Il faut changer de « modèle de société », trouver une alternative au capitalisme, dominé par la recherche absolue du profit et par la loi du plus fort au détriment de l’égalité et de la fraternité, et aussi une alternative au socialisme, dominé par l’Etat et le collectivisme au détriment de la liberté, qui tous deux ont montré leur limite. Telle est la conclusion de plus en plus évoquée par les groupes politiques, des philosophes, des think-tanks, … Mais si les diagnostics convergent, ils sont néanmoins limités par le périmètre de l’analyse (économique et écologique essentiellement, qu’il faut compléter par une analyse sociologique, psychologique, philosophique, anthropologique, sur des domaines étendus tels que l’éducation, les médias, la culture, la santé et même la politique…). Ces diagnostics convergents souffrent aussi d’un manque d’analyse en profondeur sur les causes profondes et nécessitent une approche plus globale. Enfin, ils ne sont pas suivis de réelles propositions alternatives où ces dernières restent très partielles.

 

Je suis même frappée que les éminents sociologues et économistes qui sont le plus écoutés en ce moment pour avoir alerté et prédit la crise (Joseph Stiglitz, Paul Jorion, Nouriel Roubini, Frédéric Lordon, …) axent essentiellement leurs propositions sur la nécessité d’une forte régulation, d’une suppression de la spéculation financière, du renforcement et de la redéfinition du rôle de l’Etat face aux puissances financières multinationales, d’une éventuelle nationalisation des banques, etc. sans aller vraiment plus loin. Je pense surtout à Paul Jorion, qui est anthropologue et aurait dû reprendre le sujet essentiellement sous l’angle anthropologique, de l’évolution de l’homme et des civilisations, sur ses aspirations profondes et sur la lutte pour sa survie, survie individuelle et survie de l’espèce.

 

Par le terme « modèle » de société, il faut entendre deux sens :

         d’une part la référence idéologique à un type de société, de civilisation, qui serait « idéal », une utopie qui pourrait servir de modèle, à envier, à prendre pour exemple, à cibler ;

         d’autre part la référence conceptuelle systémique à la façon de fonctionner d’un organisme, comme celui du corps humain avec son code génétique, ses cellules constituant un organes, organes eux-mêmes constituant ensemble un corps, ou comme l’écosystème, ou encore une entreprise. Quelle est la finalité du système ? Sa motivation ? De quoi se nourrit-il ? De quoi est-il composé et quelle est la motivation de ses composants ? Quels sont ses principes de régulation ?

 

Cette question du « modèle de société » doit nous interpeller dans sa globalité, pas seulement dans sa composante économique ni seulement sous l’angle écologique.
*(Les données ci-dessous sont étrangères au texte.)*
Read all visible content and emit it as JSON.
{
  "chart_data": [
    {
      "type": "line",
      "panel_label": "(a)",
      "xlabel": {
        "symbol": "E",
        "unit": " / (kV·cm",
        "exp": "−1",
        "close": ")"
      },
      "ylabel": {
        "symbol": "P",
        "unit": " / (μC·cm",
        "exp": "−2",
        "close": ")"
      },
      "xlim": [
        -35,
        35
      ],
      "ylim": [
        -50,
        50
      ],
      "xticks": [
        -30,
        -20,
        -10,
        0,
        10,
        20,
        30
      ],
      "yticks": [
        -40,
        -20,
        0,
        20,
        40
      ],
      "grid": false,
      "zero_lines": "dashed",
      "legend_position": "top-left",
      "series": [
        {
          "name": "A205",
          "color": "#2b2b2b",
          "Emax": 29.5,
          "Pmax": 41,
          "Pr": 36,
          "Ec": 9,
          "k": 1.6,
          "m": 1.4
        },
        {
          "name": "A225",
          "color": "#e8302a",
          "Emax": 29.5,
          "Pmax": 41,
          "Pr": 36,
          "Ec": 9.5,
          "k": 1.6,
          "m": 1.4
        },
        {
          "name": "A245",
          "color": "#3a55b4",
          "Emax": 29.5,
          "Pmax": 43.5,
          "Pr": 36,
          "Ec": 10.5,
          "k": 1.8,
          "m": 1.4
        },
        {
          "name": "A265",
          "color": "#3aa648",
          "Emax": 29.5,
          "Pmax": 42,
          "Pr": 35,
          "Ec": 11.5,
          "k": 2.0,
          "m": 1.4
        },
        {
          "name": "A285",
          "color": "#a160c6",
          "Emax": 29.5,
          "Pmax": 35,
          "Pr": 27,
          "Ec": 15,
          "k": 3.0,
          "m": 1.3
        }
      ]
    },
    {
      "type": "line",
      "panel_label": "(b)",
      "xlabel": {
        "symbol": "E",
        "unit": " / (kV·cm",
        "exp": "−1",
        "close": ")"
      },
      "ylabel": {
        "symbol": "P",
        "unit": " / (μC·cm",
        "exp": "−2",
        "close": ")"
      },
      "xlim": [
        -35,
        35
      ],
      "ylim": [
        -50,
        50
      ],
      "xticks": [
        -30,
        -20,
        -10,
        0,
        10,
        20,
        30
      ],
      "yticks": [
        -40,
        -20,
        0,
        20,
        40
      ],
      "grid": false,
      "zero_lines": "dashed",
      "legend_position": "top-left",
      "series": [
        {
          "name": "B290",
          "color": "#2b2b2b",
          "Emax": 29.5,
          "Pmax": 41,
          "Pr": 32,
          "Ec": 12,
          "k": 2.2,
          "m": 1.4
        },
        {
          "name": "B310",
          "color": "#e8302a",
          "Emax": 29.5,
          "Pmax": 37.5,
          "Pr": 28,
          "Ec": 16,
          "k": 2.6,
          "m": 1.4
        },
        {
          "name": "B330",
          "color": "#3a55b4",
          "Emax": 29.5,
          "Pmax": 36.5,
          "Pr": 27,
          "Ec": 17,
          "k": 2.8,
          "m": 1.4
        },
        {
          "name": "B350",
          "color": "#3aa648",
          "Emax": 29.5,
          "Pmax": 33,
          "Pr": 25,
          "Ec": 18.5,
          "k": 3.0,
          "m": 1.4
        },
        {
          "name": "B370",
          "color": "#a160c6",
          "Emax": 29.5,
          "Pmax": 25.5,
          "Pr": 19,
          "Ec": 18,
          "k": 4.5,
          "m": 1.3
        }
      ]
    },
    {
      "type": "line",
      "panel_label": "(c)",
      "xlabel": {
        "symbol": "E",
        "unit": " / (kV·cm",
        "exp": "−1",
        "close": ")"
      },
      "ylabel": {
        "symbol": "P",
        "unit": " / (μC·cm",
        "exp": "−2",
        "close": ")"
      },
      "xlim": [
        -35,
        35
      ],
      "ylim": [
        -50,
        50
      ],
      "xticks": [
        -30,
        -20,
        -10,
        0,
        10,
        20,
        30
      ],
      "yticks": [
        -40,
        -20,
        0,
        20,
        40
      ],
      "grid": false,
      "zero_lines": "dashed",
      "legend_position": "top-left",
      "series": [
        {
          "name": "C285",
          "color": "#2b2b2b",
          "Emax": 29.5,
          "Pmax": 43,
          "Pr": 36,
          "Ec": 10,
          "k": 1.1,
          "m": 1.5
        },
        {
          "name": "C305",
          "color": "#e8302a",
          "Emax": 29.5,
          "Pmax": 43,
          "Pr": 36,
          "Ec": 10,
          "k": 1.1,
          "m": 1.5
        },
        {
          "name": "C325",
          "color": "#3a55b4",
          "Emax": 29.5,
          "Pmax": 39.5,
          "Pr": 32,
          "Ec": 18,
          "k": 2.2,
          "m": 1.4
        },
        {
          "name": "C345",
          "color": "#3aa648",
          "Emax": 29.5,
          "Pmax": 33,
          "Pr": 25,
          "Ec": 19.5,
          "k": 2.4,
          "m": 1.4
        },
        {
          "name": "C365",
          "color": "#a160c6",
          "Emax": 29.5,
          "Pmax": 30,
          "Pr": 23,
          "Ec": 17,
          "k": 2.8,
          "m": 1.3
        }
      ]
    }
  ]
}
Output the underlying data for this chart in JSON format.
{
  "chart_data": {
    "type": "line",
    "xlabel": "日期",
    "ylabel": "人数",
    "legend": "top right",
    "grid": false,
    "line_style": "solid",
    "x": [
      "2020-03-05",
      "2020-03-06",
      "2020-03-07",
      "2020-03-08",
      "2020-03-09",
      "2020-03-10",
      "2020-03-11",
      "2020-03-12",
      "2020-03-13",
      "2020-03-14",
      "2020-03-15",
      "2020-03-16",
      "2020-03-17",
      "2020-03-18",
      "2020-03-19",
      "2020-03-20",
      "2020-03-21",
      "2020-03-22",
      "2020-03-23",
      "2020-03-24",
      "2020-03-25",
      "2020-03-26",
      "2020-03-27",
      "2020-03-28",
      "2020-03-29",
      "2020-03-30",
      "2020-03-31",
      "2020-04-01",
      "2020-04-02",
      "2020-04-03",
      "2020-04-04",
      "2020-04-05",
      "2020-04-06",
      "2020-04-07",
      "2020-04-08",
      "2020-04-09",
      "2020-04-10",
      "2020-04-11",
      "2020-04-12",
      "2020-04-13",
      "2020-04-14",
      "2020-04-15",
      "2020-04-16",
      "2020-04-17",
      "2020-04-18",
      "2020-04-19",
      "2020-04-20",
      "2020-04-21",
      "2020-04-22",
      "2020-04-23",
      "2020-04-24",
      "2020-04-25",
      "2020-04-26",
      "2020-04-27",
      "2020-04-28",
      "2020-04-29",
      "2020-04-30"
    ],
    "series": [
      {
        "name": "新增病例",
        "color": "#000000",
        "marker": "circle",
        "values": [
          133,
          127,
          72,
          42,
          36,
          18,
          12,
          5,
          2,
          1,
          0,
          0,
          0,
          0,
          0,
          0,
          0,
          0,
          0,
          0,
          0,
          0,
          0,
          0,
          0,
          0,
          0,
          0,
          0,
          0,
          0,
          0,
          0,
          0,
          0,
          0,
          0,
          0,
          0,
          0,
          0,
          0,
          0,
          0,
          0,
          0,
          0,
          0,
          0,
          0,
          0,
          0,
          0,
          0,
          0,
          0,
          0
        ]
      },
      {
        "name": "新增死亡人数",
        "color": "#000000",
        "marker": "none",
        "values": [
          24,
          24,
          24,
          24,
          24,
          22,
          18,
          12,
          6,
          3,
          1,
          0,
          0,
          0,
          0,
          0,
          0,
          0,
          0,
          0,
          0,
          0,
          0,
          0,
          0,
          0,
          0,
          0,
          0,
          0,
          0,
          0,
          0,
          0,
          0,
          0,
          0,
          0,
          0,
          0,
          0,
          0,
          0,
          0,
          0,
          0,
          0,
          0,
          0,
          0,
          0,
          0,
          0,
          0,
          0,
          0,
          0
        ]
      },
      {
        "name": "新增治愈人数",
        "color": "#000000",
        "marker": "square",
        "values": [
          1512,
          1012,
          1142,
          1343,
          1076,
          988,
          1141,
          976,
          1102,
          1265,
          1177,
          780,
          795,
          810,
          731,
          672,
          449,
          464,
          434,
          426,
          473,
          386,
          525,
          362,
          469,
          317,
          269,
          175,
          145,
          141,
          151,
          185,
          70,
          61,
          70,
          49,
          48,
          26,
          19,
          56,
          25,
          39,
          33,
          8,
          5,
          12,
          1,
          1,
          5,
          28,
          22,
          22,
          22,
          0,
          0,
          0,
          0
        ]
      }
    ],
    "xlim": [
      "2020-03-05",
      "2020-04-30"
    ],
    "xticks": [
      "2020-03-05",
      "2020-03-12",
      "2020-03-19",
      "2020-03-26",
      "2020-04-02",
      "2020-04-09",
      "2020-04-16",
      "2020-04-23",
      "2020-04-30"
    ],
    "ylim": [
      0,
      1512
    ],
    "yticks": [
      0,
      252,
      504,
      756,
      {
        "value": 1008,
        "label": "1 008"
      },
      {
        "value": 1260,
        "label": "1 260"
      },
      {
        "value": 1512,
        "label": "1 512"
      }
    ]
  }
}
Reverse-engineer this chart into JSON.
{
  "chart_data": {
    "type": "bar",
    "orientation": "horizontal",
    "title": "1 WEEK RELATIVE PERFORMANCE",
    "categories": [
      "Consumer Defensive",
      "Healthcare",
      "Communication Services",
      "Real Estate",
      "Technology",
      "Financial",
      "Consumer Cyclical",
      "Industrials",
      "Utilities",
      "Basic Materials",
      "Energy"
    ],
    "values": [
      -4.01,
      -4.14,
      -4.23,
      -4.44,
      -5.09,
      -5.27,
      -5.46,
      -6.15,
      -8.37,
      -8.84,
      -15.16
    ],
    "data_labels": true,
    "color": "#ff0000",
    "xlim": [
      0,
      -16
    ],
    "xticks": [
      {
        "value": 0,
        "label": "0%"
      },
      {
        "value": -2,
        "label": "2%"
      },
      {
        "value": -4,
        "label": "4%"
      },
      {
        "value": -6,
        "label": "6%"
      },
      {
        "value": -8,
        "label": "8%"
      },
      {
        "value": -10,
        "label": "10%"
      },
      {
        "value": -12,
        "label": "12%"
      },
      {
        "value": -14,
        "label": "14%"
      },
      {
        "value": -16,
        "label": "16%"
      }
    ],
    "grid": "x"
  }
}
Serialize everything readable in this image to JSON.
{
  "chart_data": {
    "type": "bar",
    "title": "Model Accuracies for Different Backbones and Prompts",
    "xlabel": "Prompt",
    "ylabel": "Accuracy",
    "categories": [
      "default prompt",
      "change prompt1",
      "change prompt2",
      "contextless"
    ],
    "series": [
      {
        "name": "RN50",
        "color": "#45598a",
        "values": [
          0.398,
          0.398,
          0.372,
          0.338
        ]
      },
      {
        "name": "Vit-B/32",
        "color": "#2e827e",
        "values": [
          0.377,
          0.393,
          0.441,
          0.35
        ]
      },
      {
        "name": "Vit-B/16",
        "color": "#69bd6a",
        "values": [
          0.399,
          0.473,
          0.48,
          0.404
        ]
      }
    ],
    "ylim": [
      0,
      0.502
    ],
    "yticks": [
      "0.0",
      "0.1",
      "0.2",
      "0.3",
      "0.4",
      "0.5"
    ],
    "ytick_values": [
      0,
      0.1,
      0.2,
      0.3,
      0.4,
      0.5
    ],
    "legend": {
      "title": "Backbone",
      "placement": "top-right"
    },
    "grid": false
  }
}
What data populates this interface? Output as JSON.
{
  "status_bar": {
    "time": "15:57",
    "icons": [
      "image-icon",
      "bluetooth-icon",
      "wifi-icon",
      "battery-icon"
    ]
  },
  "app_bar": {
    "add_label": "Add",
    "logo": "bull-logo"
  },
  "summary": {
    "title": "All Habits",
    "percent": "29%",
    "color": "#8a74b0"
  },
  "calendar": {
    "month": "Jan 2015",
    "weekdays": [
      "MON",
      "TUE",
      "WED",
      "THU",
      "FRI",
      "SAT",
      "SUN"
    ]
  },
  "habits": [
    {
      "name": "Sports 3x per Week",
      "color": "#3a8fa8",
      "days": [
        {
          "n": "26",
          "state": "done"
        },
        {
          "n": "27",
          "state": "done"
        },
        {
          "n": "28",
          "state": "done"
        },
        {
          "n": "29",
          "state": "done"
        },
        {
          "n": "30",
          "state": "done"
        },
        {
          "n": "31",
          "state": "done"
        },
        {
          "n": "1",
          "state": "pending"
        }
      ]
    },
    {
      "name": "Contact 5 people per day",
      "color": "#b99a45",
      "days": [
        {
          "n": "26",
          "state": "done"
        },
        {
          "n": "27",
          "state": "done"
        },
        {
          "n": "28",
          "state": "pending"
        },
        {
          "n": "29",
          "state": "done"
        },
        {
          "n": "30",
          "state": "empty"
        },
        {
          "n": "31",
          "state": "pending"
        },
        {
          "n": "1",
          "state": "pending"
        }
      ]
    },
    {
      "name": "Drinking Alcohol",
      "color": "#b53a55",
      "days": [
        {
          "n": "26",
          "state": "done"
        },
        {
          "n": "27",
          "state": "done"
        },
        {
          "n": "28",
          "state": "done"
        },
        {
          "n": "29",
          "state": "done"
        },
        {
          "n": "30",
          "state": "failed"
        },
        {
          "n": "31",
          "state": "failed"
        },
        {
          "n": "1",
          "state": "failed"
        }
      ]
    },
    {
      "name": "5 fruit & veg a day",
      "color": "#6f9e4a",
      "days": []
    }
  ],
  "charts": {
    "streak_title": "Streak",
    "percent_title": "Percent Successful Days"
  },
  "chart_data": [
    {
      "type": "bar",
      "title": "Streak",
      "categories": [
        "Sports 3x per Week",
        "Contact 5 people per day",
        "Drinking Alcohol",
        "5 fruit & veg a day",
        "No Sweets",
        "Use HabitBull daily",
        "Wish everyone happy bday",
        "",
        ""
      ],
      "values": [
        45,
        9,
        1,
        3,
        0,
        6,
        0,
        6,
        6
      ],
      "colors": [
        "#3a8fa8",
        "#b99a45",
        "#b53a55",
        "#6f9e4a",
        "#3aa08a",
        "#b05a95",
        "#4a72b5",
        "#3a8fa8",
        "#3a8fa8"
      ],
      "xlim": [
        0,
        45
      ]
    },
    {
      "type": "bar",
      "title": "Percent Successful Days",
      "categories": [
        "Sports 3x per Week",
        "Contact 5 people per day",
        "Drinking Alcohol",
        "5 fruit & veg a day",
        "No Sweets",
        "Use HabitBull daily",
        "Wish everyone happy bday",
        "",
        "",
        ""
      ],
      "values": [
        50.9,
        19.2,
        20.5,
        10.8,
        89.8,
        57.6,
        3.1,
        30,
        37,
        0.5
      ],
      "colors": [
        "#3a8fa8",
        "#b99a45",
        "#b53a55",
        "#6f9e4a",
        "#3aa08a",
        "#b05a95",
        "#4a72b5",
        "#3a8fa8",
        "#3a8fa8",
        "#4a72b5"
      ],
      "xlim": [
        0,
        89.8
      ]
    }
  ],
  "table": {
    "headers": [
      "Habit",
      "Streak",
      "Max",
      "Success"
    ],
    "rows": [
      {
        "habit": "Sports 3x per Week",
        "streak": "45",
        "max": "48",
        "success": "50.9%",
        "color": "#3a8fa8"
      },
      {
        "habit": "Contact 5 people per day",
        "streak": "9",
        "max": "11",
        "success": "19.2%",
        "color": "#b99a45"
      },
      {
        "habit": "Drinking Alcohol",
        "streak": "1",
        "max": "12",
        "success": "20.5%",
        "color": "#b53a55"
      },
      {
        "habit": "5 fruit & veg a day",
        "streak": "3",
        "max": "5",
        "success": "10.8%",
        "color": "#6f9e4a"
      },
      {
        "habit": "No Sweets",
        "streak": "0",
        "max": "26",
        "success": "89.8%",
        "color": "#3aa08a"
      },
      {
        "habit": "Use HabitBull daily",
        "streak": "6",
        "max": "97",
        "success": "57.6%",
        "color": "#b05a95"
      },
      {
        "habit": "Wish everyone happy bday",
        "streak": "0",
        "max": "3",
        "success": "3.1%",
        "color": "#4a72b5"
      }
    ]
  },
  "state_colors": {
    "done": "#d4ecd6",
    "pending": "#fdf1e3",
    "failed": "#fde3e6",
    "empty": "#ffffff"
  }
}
L’analyse du fonctionnement de la société actuelle dans la mondialisation devrait nous conduire à remonter aux causes profondes, psychologiques, qui motivent l’être humain dans son conditionnement social et éducatif, aux dysfonctionnements structurels de la société et de l’économie dans leur organisation, en analysant les valeurs qui les motivent collectivement, leur moteur (motivation) et leurs freins (loi, régulation) et les interactions entre l’individu et la société dans laquelle il évolue.

 

Une des principales clé de la réflexion sur le moteur de fonctionnement, qui mène justement à tous ces dysfonctionnements sociaux, économiques, écologiques et même politiques, semble être la primauté accordée à la compétition sur la coopération, répondant à une logique darwinienne de la loi du plus fort. Voir à ce sujet un article que j’avais publié l’an dernier, intitulé « Pour une société plus coopérative ». Ceci est vérifié dans de nombreux domaines :

 

         En économie de marché capitaliste (basée sur la recherche du profit), la primauté est donnée à la concurrence sur un marché libre, ou devront gagner les plus forts au détriment des plus faibles. C’est cette loi que la Commission européenne met toujours en avant, au risque de casser des services publics d’intérêt général ou des logiques coopératives soupçonnées de cartellisation (par exemple dans le domaine bancaire pour des services communs de cartes bancaires ou de paiements, ou de bourse européenne,…). Le but recherché des entreprises et des individus qui composent la société est avant tout la recherche du profit et non l’intérêt général, le développement humain. L’hypothèse est d’une part l’argent fait le bonheur des hommes, d’autre part que l’optimisation par la recherche du profit conduit à la meilleure façon d’augmenter la richesse globale qui « retombe en pluie » en enrichissant la collectivité dans son ensemble, crée des emplois etc. Une régulation par la fiscalité et les lois permet par ailleurs d’assurer une sécurité publique et une redistribution minimale pour garantir une paix sociale. Mais ce système comporte plusieurs « bugs » à commencer par ses faux postulats et non vérification de ses hypothèses :

o       l’argent ne fait pas nécessairement le bonheur,

o       l’accroissement global du gâteau ne s’est pas traduit pas une retombée en pluie mais par l’accaparement des richesses créées par la minorité de personnes déjà riches et puissantes,

o       la concurrence tue la concurrence dans la mesure où la loi du plus fort dans la recherche de la meilleure rentabilité conduit à des situations de monopole, à  la concentration des entreprises, où les plus grosses deviennent les plus rentables, attirant les actionnaires à la recherche du meilleur ROE et les clients à la recherche du meilleur prix, au détriment des valeurs sociales, humaines, de la qualité, …,

o       la liberté du marché est souvent un leurre : les opérations d’initiés montrent que l’accès à l’information n’est pas le même pour tous, de même que je jeu est faussé en politique et en économie par les liaisons entretenues entre les hommes politiques au pouvoir et les puissances médiatiques et financières  (affaire Bettencourt, domination de la presse et des médias par des actionnaires en affaire avec l’Etat, …),

o       le « prix de marché » n’est pas forcément un prix d’équilibre entre une demande globale et une offre globale, mais plus souvent le résultat d’un déséquilibre entre une offre marginale et une demande marginale qui impose leur prix à l’ensemble des acteurs, ainsi que le résultat de manœuvres spéculatives artificielles.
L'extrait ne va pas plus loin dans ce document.